Photo: Courtoisie Topo L’Agence TOPO reste fidèle à la création multidisciplinaire.

Ce texte fait partie du cahier spécial Conseil des arts

Le centre d’artistes montréalais inaugurera en avril un nouvel espace de diffusion, qui prendra la forme d’une vitrine interactive installée au rez-de-chaussée du complexe Pi2 De Gaspé, dans le Mile-End.

D’abord connue pour ses créations Web à la fin des années 1990, l’Agence TOPO a entrepris, depuis quelques années, de sortir de l’écran, tout en restant fidèle à ses origines, c’est-à-dire la création multidisciplinaire, « au carrefour des arts visuels, de la littérature et des nouveaux médias », comme le souligne Michel Lefebvre, directeur général et cofondateur de ce centre d’artistes montréalais.

« Peu à peu, nous avons réalisé des projets virtuels auxquels se greffaient des installations, des performances ou de la médiation, afin de donner un ancrage physique, voire expérientiel, à nos créations Web », explique M. Lefebvre. Il cite en exemple Post-Audio NetLab, « un espace d’interaction, d’échange et de socialisation qui met en scène les codes de la culture musicale d’aujourd’hui ». Le projet a donné lieu à un site Internet, à un DVD, ainsi qu’à une installation à Québec. Ou encore le projet d’« e-poetry », Astres/Stars/Goleuadau, dont le site Internet s’est prolongé en installation à la Galerie Espace, à Montréal, et au Harbourfront Center, à Toronto.

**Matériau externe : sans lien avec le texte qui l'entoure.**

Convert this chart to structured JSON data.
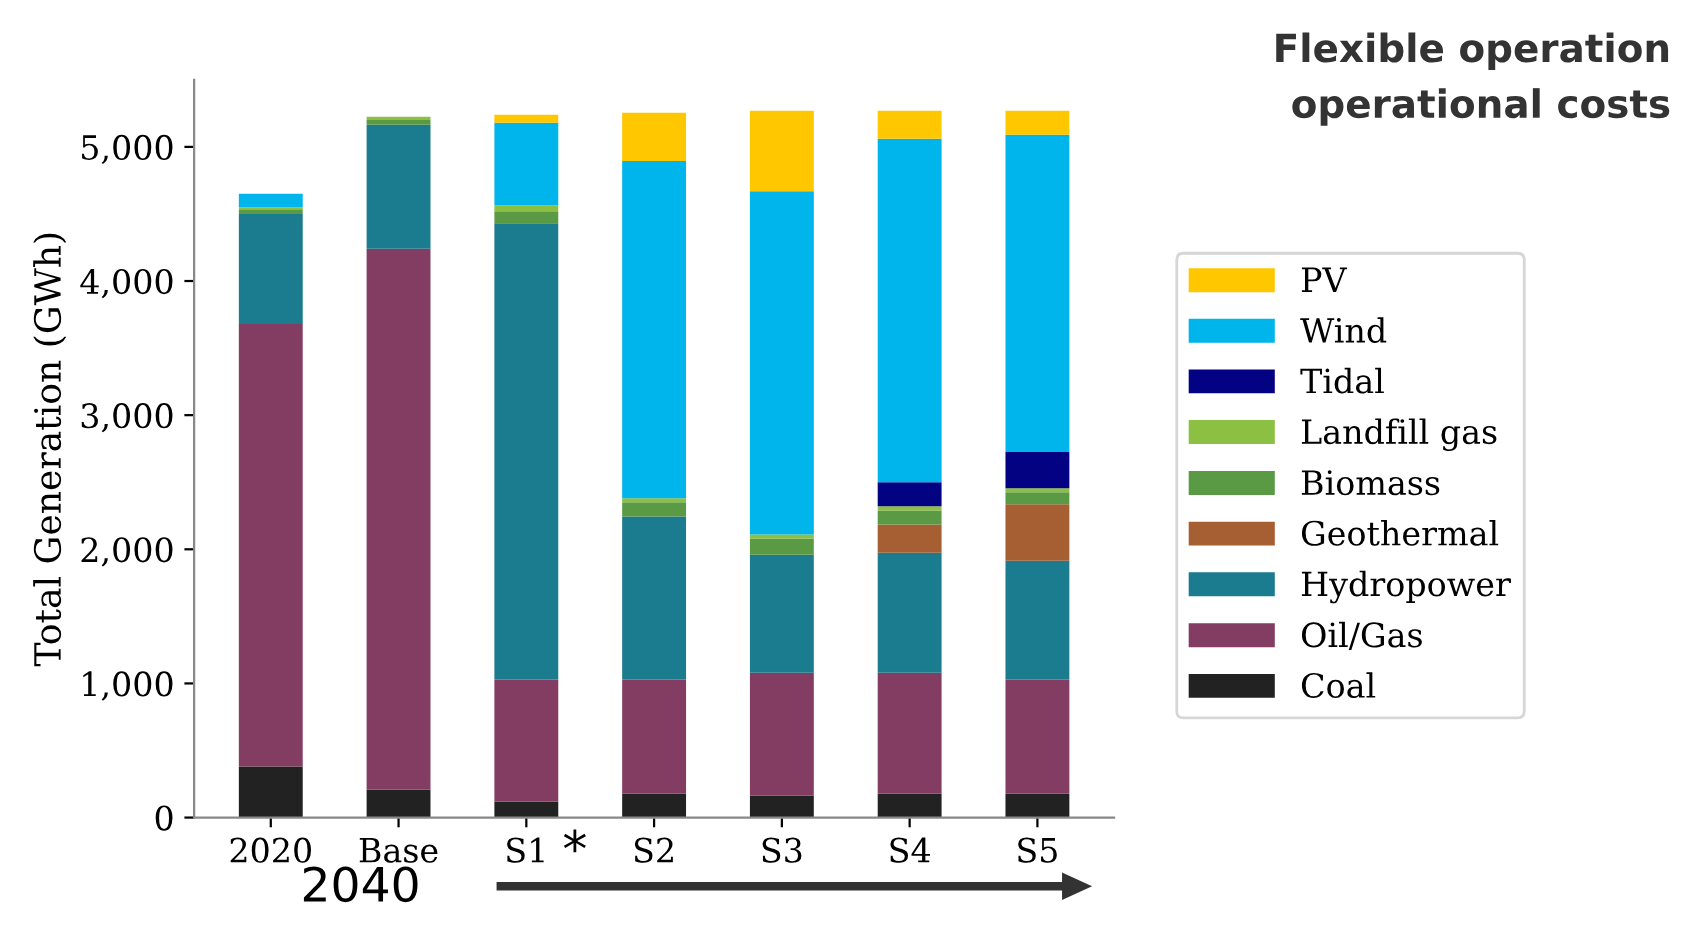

La trajectoire de l’Agence TOPO s’apprête à prendre un nouveau virage, avec l’inauguration imminente de sa vitrine interactive installée au rez-de-chaussée du complexe Pi2 De Gaspé, dans le Mile-End, là où le centre d’artistes a aussi logé son espace de production, au 6e étage.

« La vitrine est très bien positionnée : elle donne sur un carrefour de circulation dans l’édifice, explique Michel Lefebvre. Nous y présenterons des installations. Nous souhaitons explorer l’interaction entre le public, qui se situe d’un côté de la vitre, et l’installation, de l’autre. Ce sera un défi qui exigera sans doute l’utilisation du téléphone intelligent, de caméras infrarouges, de détecteurs de mouvement ou de surfaces tactiles. Ou peut-être pas non plus. Peut-être que les installations ne seront pas toujours interactives. Nous voulons prendre le temps d’apprivoiser ce nouveau champ de possibilités. »

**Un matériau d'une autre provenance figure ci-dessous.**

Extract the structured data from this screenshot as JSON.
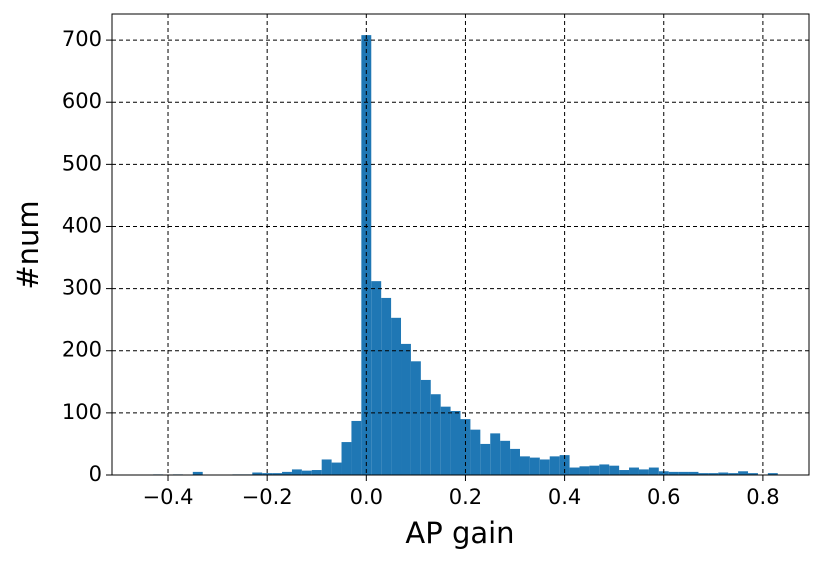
{
  "chart_data": {
    "type": "histogram",
    "xlabel": "AP gain",
    "ylabel": "#num",
    "bins": [
      -0.45,
      -0.43,
      -0.41,
      -0.39,
      -0.37,
      -0.35,
      -0.33,
      -0.31,
      -0.29,
      -0.27,
      -0.25,
      -0.23,
      -0.21,
      -0.19,
      -0.17,
      -0.15,
      -0.13,
      -0.11,
      -0.09,
      -0.07,
      -0.05,
      -0.03,
      -0.01,
      0.01,
      0.03,
      0.05,
      0.07,
      0.09,
      0.11,
      0.13,
      0.15,
      0.17,
      0.19,
      0.21,
      0.23,
      0.25,
      0.27,
      0.29,
      0.31,
      0.33,
      0.35,
      0.37,
      0.39,
      0.41,
      0.43,
      0.45,
      0.47,
      0.49,
      0.51,
      0.53,
      0.55,
      0.57,
      0.59,
      0.61,
      0.63,
      0.65,
      0.67,
      0.69,
      0.71,
      0.73,
      0.75,
      0.77,
      0.79,
      0.81,
      0.83
    ],
    "values": [
      0,
      1,
      0,
      1,
      0,
      5,
      0,
      0,
      0,
      1,
      1,
      4,
      3,
      3,
      5,
      9,
      7,
      8,
      25,
      20,
      53,
      87,
      708,
      312,
      285,
      253,
      211,
      183,
      153,
      130,
      110,
      103,
      90,
      73,
      50,
      67,
      55,
      42,
      30,
      28,
      25,
      30,
      32,
      12,
      14,
      15,
      17,
      15,
      8,
      12,
      9,
      12,
      6,
      5,
      5,
      5,
      3,
      3,
      4,
      3,
      6,
      3,
      0,
      3
    ],
    "color": "#1f77b4",
    "xlim": [
      -0.513,
      0.893
    ],
    "ylim": [
      0,
      742
    ],
    "xticks": [
      {
        "value": -0.4,
        "label": "−0.4"
      },
      {
        "value": -0.2,
        "label": "−0.2"
      },
      {
        "value": 0.0,
        "label": "0.0"
      },
      0.2,
      0.4,
      0.6,
      0.8
    ],
    "yticks": [
      0,
      100,
      200,
      300,
      400,
      500,
      600,
      700
    ],
    "grid": true
  }
}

La programmation de la vitrine est en construction. On sait toutefois que le premier qui l’investira sera Hugo Nadeau, un artiste qui explore les jeux vidéo. L’installation vidéo interactive make-A-move, qu’on a pu voir dans le couloir de la Place des arts du 28 février au 15 mars, dans le cadre de l’événement Art souterrain, sera aussi présentée dans la vitrine. « Cela suscite déjà de l’engouement. Beaucoup d’artistes nous disent avoir de bons projets pour la vitrine », affirme le directeur général du centre.

L’Agence TOPO s’est aussi démarquée en 2013 avec la publication d’une monographie sur la Société de conservation du présent (SCP), un collectif d’artistes précurseurs des arts numériques au Québec ayant oeuvré, entre 1985 et 1994, à la symbiose des arts, de la technologie et des archives. L’importante publication rend ainsi hommage à Philippe Côté, philosophe et artiste conceptuel décédé en 2011, qui avait fondé la SCP avec Alain Bergeron, auteur de logiciels, et Jean Dubé, photographe, pamphlétaire et écrivain.